The Los Angeles Times won the Pulitzer Prize in 2011 for, in part, its reporting on the outsized salaries of officials in Bell, California. One of my arguments about the Times’s work in my thesis was that the Times did not sufficiently justify its assumptions about the proper pay for the officials it criticized, implicitly and explicitly.
Much of the reasoning the Times offered as to why the salaries of Robert Rizzo and co. were too high was by way of comparisons with other officials — state officials, national officials, officials in nearby towns, and so on. The Bell salaries trumped almost all of them.
But the reasoning entailed an assumption that the officials on the other side of the comparison were not simply underpaid. Rather than hint at corruption, the Bell salaries could have actually signaled problems in pay for other public officials. In other words, the reasoning assumed that the salaries for the other officials were appropriate.

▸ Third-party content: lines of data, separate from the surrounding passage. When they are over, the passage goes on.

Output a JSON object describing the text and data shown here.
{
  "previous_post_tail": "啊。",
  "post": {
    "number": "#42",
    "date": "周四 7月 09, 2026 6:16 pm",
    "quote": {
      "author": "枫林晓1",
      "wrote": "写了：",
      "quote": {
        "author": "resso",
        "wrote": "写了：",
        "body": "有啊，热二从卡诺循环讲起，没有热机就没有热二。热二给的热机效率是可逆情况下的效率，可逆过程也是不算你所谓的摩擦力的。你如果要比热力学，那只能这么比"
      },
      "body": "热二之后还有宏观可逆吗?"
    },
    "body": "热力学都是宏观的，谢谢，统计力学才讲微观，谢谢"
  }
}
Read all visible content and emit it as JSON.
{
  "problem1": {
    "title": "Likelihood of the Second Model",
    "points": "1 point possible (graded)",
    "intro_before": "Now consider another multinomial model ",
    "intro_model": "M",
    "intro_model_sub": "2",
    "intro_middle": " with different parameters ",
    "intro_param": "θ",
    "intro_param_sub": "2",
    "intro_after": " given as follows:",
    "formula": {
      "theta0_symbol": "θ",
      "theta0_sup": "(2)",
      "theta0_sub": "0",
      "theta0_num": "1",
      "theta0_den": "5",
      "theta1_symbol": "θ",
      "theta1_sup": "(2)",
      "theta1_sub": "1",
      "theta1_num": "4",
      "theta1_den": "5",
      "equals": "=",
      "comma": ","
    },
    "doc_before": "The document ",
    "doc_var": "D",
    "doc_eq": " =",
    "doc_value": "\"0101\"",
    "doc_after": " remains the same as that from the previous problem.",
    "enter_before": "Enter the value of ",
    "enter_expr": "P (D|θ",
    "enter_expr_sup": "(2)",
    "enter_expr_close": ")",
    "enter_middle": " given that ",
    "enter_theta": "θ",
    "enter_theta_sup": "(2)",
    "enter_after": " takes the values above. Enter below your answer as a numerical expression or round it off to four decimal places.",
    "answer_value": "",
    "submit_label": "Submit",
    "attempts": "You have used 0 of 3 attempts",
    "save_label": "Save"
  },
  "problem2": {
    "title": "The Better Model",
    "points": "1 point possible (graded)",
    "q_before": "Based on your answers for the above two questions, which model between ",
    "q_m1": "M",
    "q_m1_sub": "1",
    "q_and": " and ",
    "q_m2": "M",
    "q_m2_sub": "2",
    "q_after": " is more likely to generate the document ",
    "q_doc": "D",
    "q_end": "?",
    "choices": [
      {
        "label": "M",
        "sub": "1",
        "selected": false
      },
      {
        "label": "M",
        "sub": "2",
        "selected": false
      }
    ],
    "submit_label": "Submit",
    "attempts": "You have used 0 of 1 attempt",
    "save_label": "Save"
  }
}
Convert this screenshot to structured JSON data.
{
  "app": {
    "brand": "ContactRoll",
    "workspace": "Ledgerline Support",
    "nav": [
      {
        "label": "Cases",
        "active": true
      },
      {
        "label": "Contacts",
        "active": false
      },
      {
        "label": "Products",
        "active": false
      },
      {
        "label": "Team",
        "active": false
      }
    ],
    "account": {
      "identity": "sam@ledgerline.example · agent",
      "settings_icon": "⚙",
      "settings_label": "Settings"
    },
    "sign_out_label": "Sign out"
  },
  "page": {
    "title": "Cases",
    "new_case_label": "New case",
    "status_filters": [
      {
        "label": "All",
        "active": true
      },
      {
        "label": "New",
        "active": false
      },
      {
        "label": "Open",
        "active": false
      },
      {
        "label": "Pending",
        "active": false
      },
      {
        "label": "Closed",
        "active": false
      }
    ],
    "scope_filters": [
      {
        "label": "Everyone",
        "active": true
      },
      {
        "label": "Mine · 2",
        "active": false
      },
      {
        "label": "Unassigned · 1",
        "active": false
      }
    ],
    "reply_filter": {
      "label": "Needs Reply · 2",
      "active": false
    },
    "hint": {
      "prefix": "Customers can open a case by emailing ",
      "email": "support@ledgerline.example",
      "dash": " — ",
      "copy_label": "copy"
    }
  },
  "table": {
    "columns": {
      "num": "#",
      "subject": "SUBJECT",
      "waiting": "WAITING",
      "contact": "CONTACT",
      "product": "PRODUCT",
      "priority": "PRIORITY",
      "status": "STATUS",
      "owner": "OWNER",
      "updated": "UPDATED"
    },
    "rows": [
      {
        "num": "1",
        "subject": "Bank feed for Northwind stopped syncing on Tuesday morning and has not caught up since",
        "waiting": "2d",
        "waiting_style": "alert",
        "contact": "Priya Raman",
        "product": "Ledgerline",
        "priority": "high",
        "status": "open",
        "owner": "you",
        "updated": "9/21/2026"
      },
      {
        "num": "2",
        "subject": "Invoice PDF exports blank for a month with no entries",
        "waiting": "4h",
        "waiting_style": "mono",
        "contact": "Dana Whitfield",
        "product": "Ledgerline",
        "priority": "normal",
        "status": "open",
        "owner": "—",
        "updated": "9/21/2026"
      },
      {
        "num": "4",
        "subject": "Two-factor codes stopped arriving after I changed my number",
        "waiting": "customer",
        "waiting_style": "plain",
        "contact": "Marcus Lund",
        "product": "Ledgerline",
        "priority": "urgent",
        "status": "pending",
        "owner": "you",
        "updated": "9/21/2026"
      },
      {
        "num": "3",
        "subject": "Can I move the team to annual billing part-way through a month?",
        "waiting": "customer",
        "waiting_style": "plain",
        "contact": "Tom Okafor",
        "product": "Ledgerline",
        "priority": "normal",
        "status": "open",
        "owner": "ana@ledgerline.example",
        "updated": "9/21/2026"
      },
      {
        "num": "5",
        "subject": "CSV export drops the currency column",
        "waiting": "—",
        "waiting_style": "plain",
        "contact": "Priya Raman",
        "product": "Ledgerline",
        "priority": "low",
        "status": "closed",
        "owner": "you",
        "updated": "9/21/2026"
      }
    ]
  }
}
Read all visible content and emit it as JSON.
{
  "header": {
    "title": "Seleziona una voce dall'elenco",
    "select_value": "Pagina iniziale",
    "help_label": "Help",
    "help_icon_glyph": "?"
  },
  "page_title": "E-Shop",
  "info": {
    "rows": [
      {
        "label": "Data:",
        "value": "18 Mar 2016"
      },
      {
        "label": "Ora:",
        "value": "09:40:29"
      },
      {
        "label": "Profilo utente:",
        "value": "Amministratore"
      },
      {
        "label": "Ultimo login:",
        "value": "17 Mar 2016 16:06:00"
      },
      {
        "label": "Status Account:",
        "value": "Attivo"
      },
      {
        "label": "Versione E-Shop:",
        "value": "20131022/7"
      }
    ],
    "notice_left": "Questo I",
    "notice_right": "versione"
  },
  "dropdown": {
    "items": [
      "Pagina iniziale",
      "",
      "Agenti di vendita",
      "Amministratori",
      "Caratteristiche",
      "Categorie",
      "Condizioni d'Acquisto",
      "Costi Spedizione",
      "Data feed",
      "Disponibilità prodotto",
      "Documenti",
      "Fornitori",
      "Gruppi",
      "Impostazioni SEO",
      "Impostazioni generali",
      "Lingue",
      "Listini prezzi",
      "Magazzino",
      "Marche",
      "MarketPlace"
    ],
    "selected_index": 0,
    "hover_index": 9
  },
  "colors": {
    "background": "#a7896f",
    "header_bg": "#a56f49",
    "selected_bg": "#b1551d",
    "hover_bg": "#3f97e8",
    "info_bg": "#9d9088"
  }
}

The Economist’s recent reporting on salaries for officials in Singapore demonstrates that the Times’s assumption requires more justification. The magazine wrote:
It is a proud boast of Singapore that this very small but immensely wealthy city-state is the least corrupt and best place to do business in the world. And a chief reason for that, at least according to the politicians, is that they themselves are by some way the highest-paid elected officials in the world. Why would a minister bother with corruption, so the argument goes, when he can take home S$1.6m ($1.3m) a year for just keeping on the straight and narrow?
So it isn’t transparent that the officials in Bell could never have been “worth” the money they were paid.
That is certainly not to say they did deserve the money. I thought the Times did a good job in some cases of demonstrating corrupt practices in the city. But the initial concept, that the officials could have deserved their pay, needed more attention.